# Calculating the force required to displace a tensioned cable

1. Feb 11, 2013

### abhiramv

Hi,

I'm trying to figure out a method for calculating the force required to displace (axially by 5mm) an elastic material that is tensioned longitudinally at 105 N.

Material properties:
Cross-sectional area: 100mm^2
Stiffness, K = 1652 N/mm
Modulus, E = 0.68 GPa
Length of material, L = 41.9 mm

I need help finding a relationship between required force as a function of displacement, tension and other involved variables.

2. Feb 12, 2013

### tiny-tim

hi abhiramv! welcome to pf!

show us what you've tried, and where you're stuck, and then we'll know how to help!

3. Feb 21, 2013

### abhiramv

Hi tiny-tim, Thanks!

Sorry for the super delayed response.

I'm honestly not sure where to start. I've taken mechanics courses, so I was going to use a beam-bending model, but I wasn't sure how that would apply to an elastic material that is already tensioned.

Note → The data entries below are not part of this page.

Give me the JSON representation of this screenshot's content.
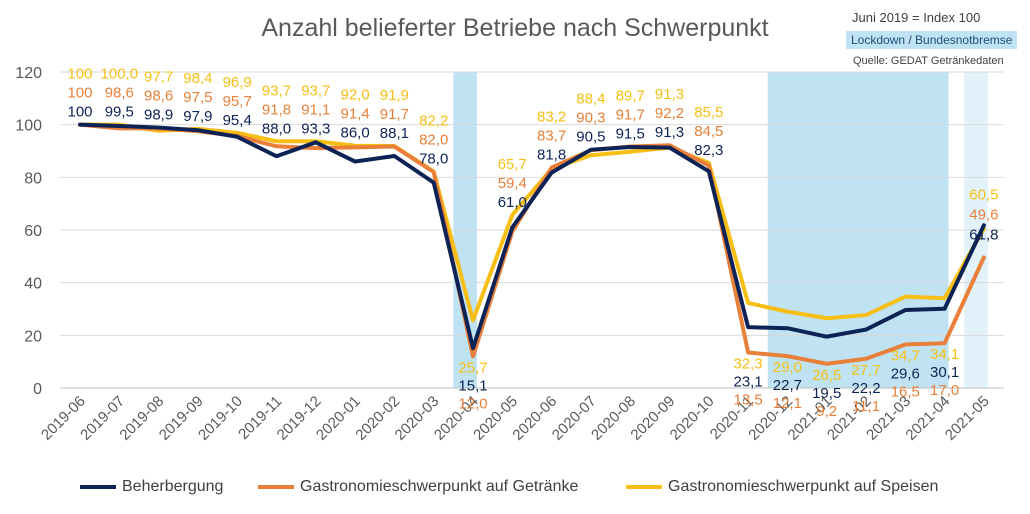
{
  "title": "Anzahl belieferter Betriebe nach Schwerpunkt",
  "notes": {
    "index": "Juni 2019 = Index 100",
    "lockdown": "Lockdown / Bundesnotbremse",
    "source": "Quelle: GEDAT Getränkedaten"
  },
  "colors": {
    "beherbergung": "#0D2356",
    "getraenke": "#E8803A",
    "speisen": "#F7BF14",
    "lockdown_band": "#BFE3F2",
    "lockdown_band_light": "#E2F2FA",
    "axis_text": "#595959",
    "grid": "#D9D9D9"
  },
  "chart_data": {
    "type": "line",
    "title": "Anzahl belieferter Betriebe nach Schwerpunkt",
    "xlabel": "",
    "ylabel": "",
    "ylim": [
      0,
      120
    ],
    "yticks": [
      "0",
      "20",
      "40",
      "60",
      "80",
      "100",
      "120"
    ],
    "categories": [
      "2019-06",
      "2019-07",
      "2019-08",
      "2019-09",
      "2019-10",
      "2019-11",
      "2019-12",
      "2020-01",
      "2020-02",
      "2020-03",
      "2020-04",
      "2020-05",
      "2020-06",
      "2020-07",
      "2020-08",
      "2020-09",
      "2020-10",
      "2020-11",
      "2020-12",
      "2021-01",
      "2021-02",
      "2021-03",
      "2021-04",
      "2021-05"
    ],
    "lockdown_periods": [
      {
        "from": "2020-03",
        "to": "2020-04",
        "shade": "dark"
      },
      {
        "from": "2020-11",
        "to": "2021-04",
        "shade": "dark"
      },
      {
        "from": "2021-04",
        "to": "2021-05",
        "shade": "light"
      }
    ],
    "series": [
      {
        "key": "beherbergung",
        "name": "Beherbergung",
        "values": [
          100,
          99.5,
          98.9,
          97.9,
          95.4,
          88.0,
          93.3,
          86.0,
          88.1,
          78.0,
          15.1,
          61.0,
          81.8,
          90.5,
          91.5,
          91.3,
          82.3,
          23.1,
          22.7,
          19.5,
          22.2,
          29.6,
          30.1,
          61.8
        ],
        "labels": [
          "100",
          "99,5",
          "98,9",
          "97,9",
          "95,4",
          "88,0",
          "93,3",
          "86,0",
          "88,1",
          "78,0",
          "15,1",
          "61,0",
          "81,8",
          "90,5",
          "91,5",
          "91,3",
          "82,3",
          "23,1",
          "22,7",
          "19,5",
          "22,2",
          "29,6",
          "30,1",
          "61,8"
        ]
      },
      {
        "key": "getraenke",
        "name": "Gastronomieschwerpunkt auf Getränke",
        "values": [
          100,
          98.6,
          98.6,
          97.5,
          95.7,
          91.8,
          91.1,
          91.4,
          91.7,
          82.0,
          12.0,
          59.4,
          83.7,
          90.3,
          91.7,
          92.2,
          84.5,
          13.5,
          12.1,
          9.2,
          11.1,
          16.5,
          17.0,
          49.6
        ],
        "labels": [
          "100",
          "98,6",
          "98,6",
          "97,5",
          "95,7",
          "91,8",
          "91,1",
          "91,4",
          "91,7",
          "82,0",
          "12,0",
          "59,4",
          "83,7",
          "90,3",
          "91,7",
          "92,2",
          "84,5",
          "13,5",
          "12,1",
          "9,2",
          "11,1",
          "16,5",
          "17,0",
          "49,6"
        ]
      },
      {
        "key": "speisen",
        "name": "Gastronomieschwerpunkt auf Speisen",
        "values": [
          100,
          100.0,
          97.7,
          98.4,
          96.9,
          93.7,
          93.7,
          92.0,
          91.9,
          82.2,
          25.7,
          65.7,
          83.2,
          88.4,
          89.7,
          91.3,
          85.5,
          32.3,
          29.0,
          26.5,
          27.7,
          34.7,
          34.1,
          60.5
        ],
        "labels": [
          "100",
          "100,0",
          "97,7",
          "98,4",
          "96,9",
          "93,7",
          "93,7",
          "92,0",
          "91,9",
          "82,2",
          "25,7",
          "65,7",
          "83,2",
          "88,4",
          "89,7",
          "91,3",
          "85,5",
          "32,3",
          "29,0",
          "26,5",
          "27,7",
          "34,7",
          "34,1",
          "60,5"
        ]
      }
    ]
  }
}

Any advice would be greatly appreciated!

4. Feb 22, 2013

### pongo38

If you mean longitudinal displacement, then the answer is staring you in the face in your question. If you mean lateral displacement, that is a bit more complicated. So...badly worded question?

5. Feb 22, 2013

### abhiramv

Hi Pongo38. Yes, I mean lateral displacement (In my original post I wrote axial displacement of a longitudinally tensioned elastic material).

6. Feb 22, 2013

### pongo38

Your value for k is meaningless unless it is better defined. I assume you mean central lateral force and corresponding 5mm deflection. Consider the triangle of forces at the central node representing equilibrium, and then draw a geometrically similar triangle for the geometry of the situation. Answer is then obvious. (at least it's a good first approximation and you can refine it from there)

7. Feb 23, 2013

### nvn

abhiramv: Is this a schoolwork question? I am currently assuming you want the cable axial force required to elongate your cable axially (longitudinally). If your material remains in a range that is approximately linear, then the tensile force is approximately T2 = k*x, where k = cable axial stiffness, and x = cable axial elongation. E.g., if x = 5 mm, then T2 = k*x = (1652 N/mm)(5 mm) = 8260 N. If the cable was pretensioned to T1 = 105 N, then the new cable tension is T3 = T1 + T2 = 105 + 8260 = 8365 N. Let us know if this is not what you want.

Last edited: Feb 23, 2013